I have a bunch of random ideas that don't really make up a post. Not that it has stopped me from writing whole posts about nothing before. But, in the order of the 7 quick takes of old, I will sum up my life in seven takes.
1. Since receiving the vaccine and waiting the allotted period I have been doing a few things to open up my life a bit. I feel that is necessary in part because I wonder if there might be variants that will shut it all down again. In part I am moving slowly because my son and daughter in law haven't been vaccinated yet and I didn't want to take even the slight risk of taking them the virus. But, masked up and socially distanced I have gone to Mass in the early morning of Sundays. I have shopped a few places. I plan to meet with a friend next week for lunch. I have also resumed visiting doctors who could be put off. I saw the retina doctor and "graduated" and the dentist and had no cavities. I saw my spiritual director in person. It feels so good to do normal things again. I really don't mind wearing a mask knowing that I am unlikely to get the virus and even if I do, it more than likely won't kill me.
2. The upside of this pandemic year is that I haven't had one cold. I haven't had the flu. I haven't been sick. I am now clearly aware of my seasonal allergies. I haven't had to take allergy medications because I have realized that my allergies aren't really that bad. I like breathing and not catching things from other people. The push and pull of wanting to be with people but not wanting to share their germs.
3. I have had a hard time cleaning and organizing my house as we come out of this pandemic. I have never been the best at housekeeping and I really let things go this past year. I need to re-watch that series on organizing. I had watched that right before the pandemic and I had started on purging and then stopped with boxes full of stuff to donate sitting around. Now that I can drop things off again at my favorite charities, I need to get up the steam to get busy.
4. I am proud of myself for fertilizing my lawn myself. I bought the stuff, already had a dispenser thing. and I just did it. The dead looking grass has a spring glow. The crab grass parts still don't look great, but overall my yard doesn't look like a pitiful wasteland. I had doubts that I knew what I was doing, but decided just to do it. I really don't like the idea of lawn chemicals. It feels like sending poison down the rivers to me. That is why I wanted to do it myself. If you hire someone they want to come back and do more and more. I wanted a one and done for this year.

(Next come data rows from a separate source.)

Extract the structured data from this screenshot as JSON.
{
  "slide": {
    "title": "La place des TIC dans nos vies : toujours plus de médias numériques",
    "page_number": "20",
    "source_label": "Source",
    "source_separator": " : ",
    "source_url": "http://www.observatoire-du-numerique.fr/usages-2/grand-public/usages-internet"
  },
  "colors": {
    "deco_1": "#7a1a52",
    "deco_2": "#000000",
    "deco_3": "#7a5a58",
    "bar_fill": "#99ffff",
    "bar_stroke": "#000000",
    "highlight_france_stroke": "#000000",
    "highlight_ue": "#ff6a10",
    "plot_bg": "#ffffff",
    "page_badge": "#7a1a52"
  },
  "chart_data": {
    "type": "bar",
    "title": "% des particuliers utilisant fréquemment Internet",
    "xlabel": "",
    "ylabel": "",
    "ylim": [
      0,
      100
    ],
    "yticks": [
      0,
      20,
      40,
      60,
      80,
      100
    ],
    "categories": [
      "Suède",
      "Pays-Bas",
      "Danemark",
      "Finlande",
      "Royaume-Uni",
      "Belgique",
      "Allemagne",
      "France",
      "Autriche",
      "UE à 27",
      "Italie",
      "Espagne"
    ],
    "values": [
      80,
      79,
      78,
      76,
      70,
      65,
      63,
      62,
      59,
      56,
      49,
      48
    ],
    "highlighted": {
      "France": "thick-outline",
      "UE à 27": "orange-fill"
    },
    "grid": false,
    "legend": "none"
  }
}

5. My imaginary dog has been suffering lately. I haven't been quite as dedicated to walking. This is ironic because I was totally dedicated in the cold and wet of winter. I have thought more and more about a real dog. But, my mind is still not sure how to proceed or whether I really want to endeavor to have a dog. Where I am right now is--I really want a miniature poodle. I had miniature poodles in my childhood and I favor that sort of dog. I have looked at rescues and shelters and the vast majority of those dogs are part pit bull. Considering my grandchildren, I don't want a pit bull. Fluffy little dogs of the type I desire do not appear often on the shelter roles. But when I look at ones to buy, the prices are going up and up. I found a breeder that I thought I liked and read about some puppies, but when I saw that they were $5,000, I gave that idea up. There are of course some less than that, but most breeders want a cash deposit and then you get the dog they pick for you from the litter. If I am buying a dog, I would really like to pick it myself. I want some say in a life companion. So, for now, I am not getting a dog.
6. I already have a tomato setting on the patio plant on my deck. The plant was flowering when I bought it. I hauled it inside through the last frosts of the year. I hope that we are done with those. I have high hopes for the cherry tomatoes I am growing this year.

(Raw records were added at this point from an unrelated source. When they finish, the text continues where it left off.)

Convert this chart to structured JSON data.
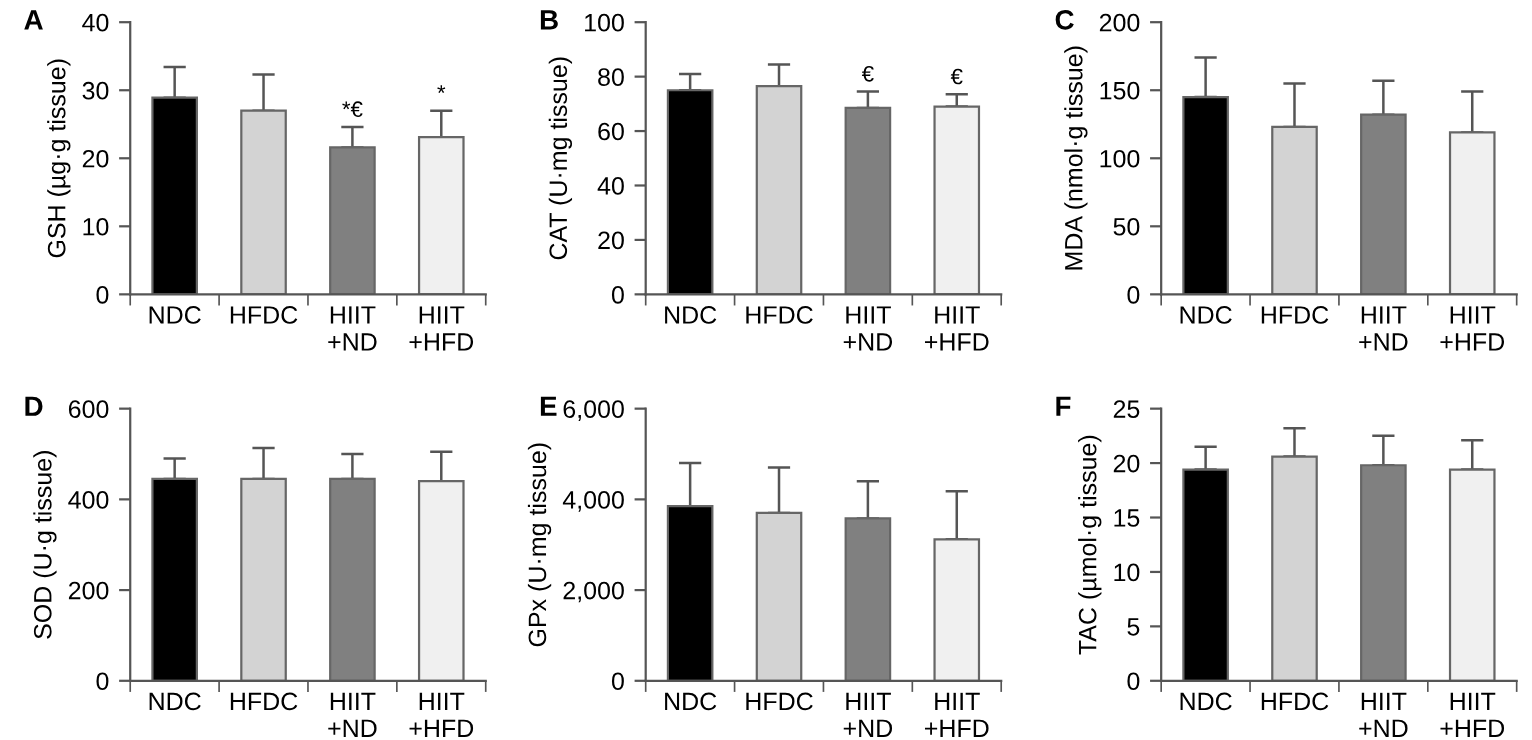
{
  "chart_data": [
    {
      "type": "bar",
      "title": "A",
      "ylabel": "GSH (µg·g tissue)",
      "categories": [
        "NDC",
        "HFDC",
        "HIIT\n+ND",
        "HIIT\n+HFD"
      ],
      "values": [
        28.9,
        27.0,
        21.6,
        23.1
      ],
      "errors": [
        [
          28.9,
          33.4
        ],
        [
          27.0,
          32.3
        ],
        [
          21.6,
          24.6
        ],
        [
          23.1,
          27.0
        ]
      ],
      "colors": [
        "#000000",
        "#d3d3d3",
        "#808080",
        "#f0f0f0"
      ],
      "ylim": [
        0,
        40
      ],
      "yticks": [
        0,
        10,
        20,
        30,
        40
      ],
      "annotations": [
        {
          "text": "*€",
          "x": "HIIT\n+ND",
          "y": 24.6
        },
        {
          "text": "*",
          "x": "HIIT\n+HFD",
          "y": 27.0
        }
      ]
    },
    {
      "type": "bar",
      "title": "B",
      "ylabel": "CAT (U·mg tissue)",
      "categories": [
        "NDC",
        "HFDC",
        "HIIT\n+ND",
        "HIIT\n+HFD"
      ],
      "values": [
        75,
        76.5,
        68.5,
        69
      ],
      "errors": [
        [
          75,
          81
        ],
        [
          76.5,
          84.5
        ],
        [
          68.5,
          74.5
        ],
        [
          69,
          73.5
        ]
      ],
      "colors": [
        "#000000",
        "#d3d3d3",
        "#808080",
        "#f0f0f0"
      ],
      "ylim": [
        0,
        100
      ],
      "yticks": [
        0,
        20,
        40,
        60,
        80,
        100
      ],
      "annotations": [
        {
          "text": "€",
          "x": "HIIT\n+ND",
          "y": 74.5
        },
        {
          "text": "€",
          "x": "HIIT\n+HFD",
          "y": 73.5
        }
      ]
    },
    {
      "type": "bar",
      "title": "C",
      "ylabel": "MDA (nmol·g tissue)",
      "categories": [
        "NDC",
        "HFDC",
        "HIIT\n+ND",
        "HIIT\n+HFD"
      ],
      "values": [
        145,
        123,
        132,
        119
      ],
      "errors": [
        [
          145,
          174
        ],
        [
          123,
          155
        ],
        [
          132,
          157
        ],
        [
          119,
          149
        ]
      ],
      "colors": [
        "#000000",
        "#d3d3d3",
        "#808080",
        "#f0f0f0"
      ],
      "ylim": [
        0,
        200
      ],
      "yticks": [
        0,
        50,
        100,
        150,
        200
      ]
    },
    {
      "type": "bar",
      "title": "D",
      "ylabel": "SOD (U·g tissue)",
      "categories": [
        "NDC",
        "HFDC",
        "HIIT\n+ND",
        "HIIT\n+HFD"
      ],
      "values": [
        445,
        445,
        445,
        440
      ],
      "errors": [
        [
          445,
          490
        ],
        [
          445,
          513
        ],
        [
          445,
          500
        ],
        [
          440,
          505
        ]
      ],
      "colors": [
        "#000000",
        "#d3d3d3",
        "#808080",
        "#f0f0f0"
      ],
      "ylim": [
        0,
        600
      ],
      "yticks": [
        0,
        200,
        400,
        600
      ]
    },
    {
      "type": "bar",
      "title": "E",
      "ylabel": "GPx (U·mg tissue)",
      "categories": [
        "NDC",
        "HFDC",
        "HIIT\n+ND",
        "HIIT\n+HFD"
      ],
      "values": [
        3850,
        3700,
        3580,
        3120
      ],
      "errors": [
        [
          3850,
          4800
        ],
        [
          3700,
          4700
        ],
        [
          3580,
          4400
        ],
        [
          3120,
          4180
        ]
      ],
      "colors": [
        "#000000",
        "#d3d3d3",
        "#808080",
        "#f0f0f0"
      ],
      "ylim": [
        0,
        6000
      ],
      "yticks": [
        0,
        {
          "value": 2000,
          "label": "2,000"
        },
        {
          "value": 4000,
          "label": "4,000"
        },
        {
          "value": 6000,
          "label": "6,000"
        }
      ]
    },
    {
      "type": "bar",
      "title": "F",
      "ylabel": "TAC (µmol·g tissue)",
      "categories": [
        "NDC",
        "HFDC",
        "HIIT\n+ND",
        "HIIT\n+HFD"
      ],
      "values": [
        19.4,
        20.6,
        19.8,
        19.4
      ],
      "errors": [
        [
          19.4,
          21.5
        ],
        [
          20.6,
          23.2
        ],
        [
          19.8,
          22.5
        ],
        [
          19.4,
          22.1
        ]
      ],
      "colors": [
        "#000000",
        "#d3d3d3",
        "#808080",
        "#f0f0f0"
      ],
      "ylim": [
        0,
        25
      ],
      "yticks": [
        0,
        5,
        10,
        15,
        20,
        25
      ]
    }
  ]
}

7. I am trying to finish up the "pandemic" Irish chain quilts that I am making for my grandchildren. I have decided that I really don't enjoy working with jellyrolls and doing prescribed patterns. I like to make up my own things. And I am still a very amateur quilter and I will probably always be. I really don't have a huge desire to up my game. I am happy with the game the way it is. I like to quilt and do what I do. I don't expect to win any prizes.
So, all ashore that's going ashore. Having a mother who is turning 100 in June, I have been very aware of the deaths of some of the ancients lately. Beverly Cleary passed away at 103 in March. Prince Philip didn't quite make it to his 100th this month. I have been struck by the comments about not being prepared for the death. I realize that I am ready, but not prepared for my mom to go if that makes any since. I know that I will cry and grieve and yet I worry and feel pity for her in her old, old age. Only God knows the day and hour of her passing. I am gad not to know. So, there's a free 8th take as well.